Thursday, August 6, 2009

Mother's complaint results in warrants for saloon men

This story was published by The Ypsilanti Daily Press on Thursday, August 5, 1909.

Justice George R. Gunn today issued warrants for the arrest of Frank Bowerman, proprietor of the Hawkins House bar and William Moore, proprietor of a saloon at 309 East Congress Street, (now Michigan Ave.) on the charge of selling intoxicating liquors to a person who is a habitual tippler and drunkard, and for whom notice has been served prohibiting the sale, giving or furnishing of intoxicating liquors.

The complainant is Mrs. Clara Reed of Jarvis street, who signed the complaints in behalf of her son, Embert, 23 years old, who it is alleged, purchased liquor in both resorts on the 27th of July.

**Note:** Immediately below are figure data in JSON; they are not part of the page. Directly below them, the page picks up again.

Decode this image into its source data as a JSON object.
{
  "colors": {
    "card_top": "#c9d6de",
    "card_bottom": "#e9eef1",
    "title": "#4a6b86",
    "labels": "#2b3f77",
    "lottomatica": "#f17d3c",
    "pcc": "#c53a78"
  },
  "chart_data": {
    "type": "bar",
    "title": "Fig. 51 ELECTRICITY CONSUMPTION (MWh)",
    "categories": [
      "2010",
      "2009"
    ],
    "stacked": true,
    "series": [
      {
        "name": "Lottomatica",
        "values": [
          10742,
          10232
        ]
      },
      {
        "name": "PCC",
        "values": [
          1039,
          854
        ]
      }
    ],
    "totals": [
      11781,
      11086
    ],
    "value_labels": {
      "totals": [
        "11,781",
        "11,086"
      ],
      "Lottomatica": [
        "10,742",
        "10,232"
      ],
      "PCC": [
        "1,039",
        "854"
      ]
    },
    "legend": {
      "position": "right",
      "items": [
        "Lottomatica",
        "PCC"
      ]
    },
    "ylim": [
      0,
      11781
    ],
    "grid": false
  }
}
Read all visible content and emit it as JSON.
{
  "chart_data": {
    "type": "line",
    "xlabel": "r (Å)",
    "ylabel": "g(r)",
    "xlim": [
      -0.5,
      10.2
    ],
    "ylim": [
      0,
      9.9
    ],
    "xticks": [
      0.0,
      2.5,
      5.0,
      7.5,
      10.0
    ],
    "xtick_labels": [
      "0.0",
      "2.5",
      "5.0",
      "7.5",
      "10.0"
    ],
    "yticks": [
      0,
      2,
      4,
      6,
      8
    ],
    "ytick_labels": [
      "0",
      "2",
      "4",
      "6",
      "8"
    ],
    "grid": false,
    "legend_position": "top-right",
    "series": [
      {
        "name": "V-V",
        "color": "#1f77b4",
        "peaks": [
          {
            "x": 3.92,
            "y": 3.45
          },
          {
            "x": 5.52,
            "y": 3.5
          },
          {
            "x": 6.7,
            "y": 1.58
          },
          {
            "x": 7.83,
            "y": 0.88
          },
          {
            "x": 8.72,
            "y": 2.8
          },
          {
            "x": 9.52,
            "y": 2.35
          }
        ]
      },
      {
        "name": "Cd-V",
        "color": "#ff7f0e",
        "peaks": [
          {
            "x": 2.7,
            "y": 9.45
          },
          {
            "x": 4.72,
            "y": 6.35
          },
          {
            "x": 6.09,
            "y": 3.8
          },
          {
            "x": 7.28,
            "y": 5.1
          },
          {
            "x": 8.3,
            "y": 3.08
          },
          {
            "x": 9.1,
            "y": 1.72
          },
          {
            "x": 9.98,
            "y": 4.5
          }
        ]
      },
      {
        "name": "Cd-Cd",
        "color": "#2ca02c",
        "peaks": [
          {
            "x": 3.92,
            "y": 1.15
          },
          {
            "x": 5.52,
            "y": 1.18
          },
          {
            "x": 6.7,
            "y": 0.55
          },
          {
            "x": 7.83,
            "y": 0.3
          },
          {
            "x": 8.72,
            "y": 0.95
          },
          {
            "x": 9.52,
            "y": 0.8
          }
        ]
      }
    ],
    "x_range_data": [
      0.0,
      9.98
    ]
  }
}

Reed was arrested and arraigned before Justice Gunn in a sworn statement he is said to have implicated the two saloonkeepers or their bartenders for whom the warrants have been issued.

One of the features which has developed since the arrest of Reed and the swearing of the complaint, is the alleged reticence of Chief of Police Milo E. Gage and his subordinates to become involved in the matter.

According to a statement made by a republe lawyer today it is the duty of the police to gather such information as may be necessary to issue a complaint and then sign the complaint.

No action however has been taken of Chief Gage, why, is open to conjecture.

Several men, it is declared were in the saloons at the time that the liquor was sold to Reed, and in the statement made to the Municipal justice, the names of these men were revealed.

These men, it is said will be called in the examination which will be held in the local court room, and strenuous efforts will be made to refresh their memory concerning the time, when it is alleged, Reed purchased the liquor.

Another interesting development in the case, will be the prosecution under the personal supervision of County Prosecuting Attorney Carl Storm, who will handle the cases himself and push them to the limit in an effort to secure a conviction.

Every saloonkeeper in the city of Ypsilanti has been served with the notice forbidding the sale of liquor to Reed and the majority of them have complied with all such notices and have evinced their willingness to do so.

The alleged excuse given by the proprietors of the two bars, for whom the warrants have been issued, is that they are new men in business in this city.

Interwoven with the issuing of the warrants and what will be the subsequent arrest and prosecution of the men alleged to have sold liquor to Reed, is the story of drink tragedy that is replete with pathos, hardship and endurance of mother love.

Reed, who is but twenty three years old, several years ago developed a passion for intoxicating drink, which has caused Mrs. Clara Reed, the mother, many sleepless nights, her mind fraught with anxiety for her absent son.

In the past if has been almost a farce to attempt to convict liquor dealers of Ypsilanti for any offense they were alleged to have committed, but with the presence of Prosecutor Storm in the case it promises ill for them for whom the warrants have been issued, if a scintilla of evidence is found that will warrant the men being bound over to tcircuit court.

Although the majority of the saloon men are obeying the law in this respect, alleged offenders will be harshly prosecuted, as Mr. Storm is hoping to make an example for others to take heed of.

Frank Bowerman, of the Hawkins House bar is the nephew of Mr. Joseph Burchill, the proprietor of the hotel, and it is said that Mr. Burchill is conceded to be the owner and main stay of the baddet

These cases will undoubtly bring forth a determined effort from the saloon interests in an effort to prevent prosecution and conviction, and it is acknowledged on all hands that Prosecutor Storm will have a hard fight in the prosecution of these cases.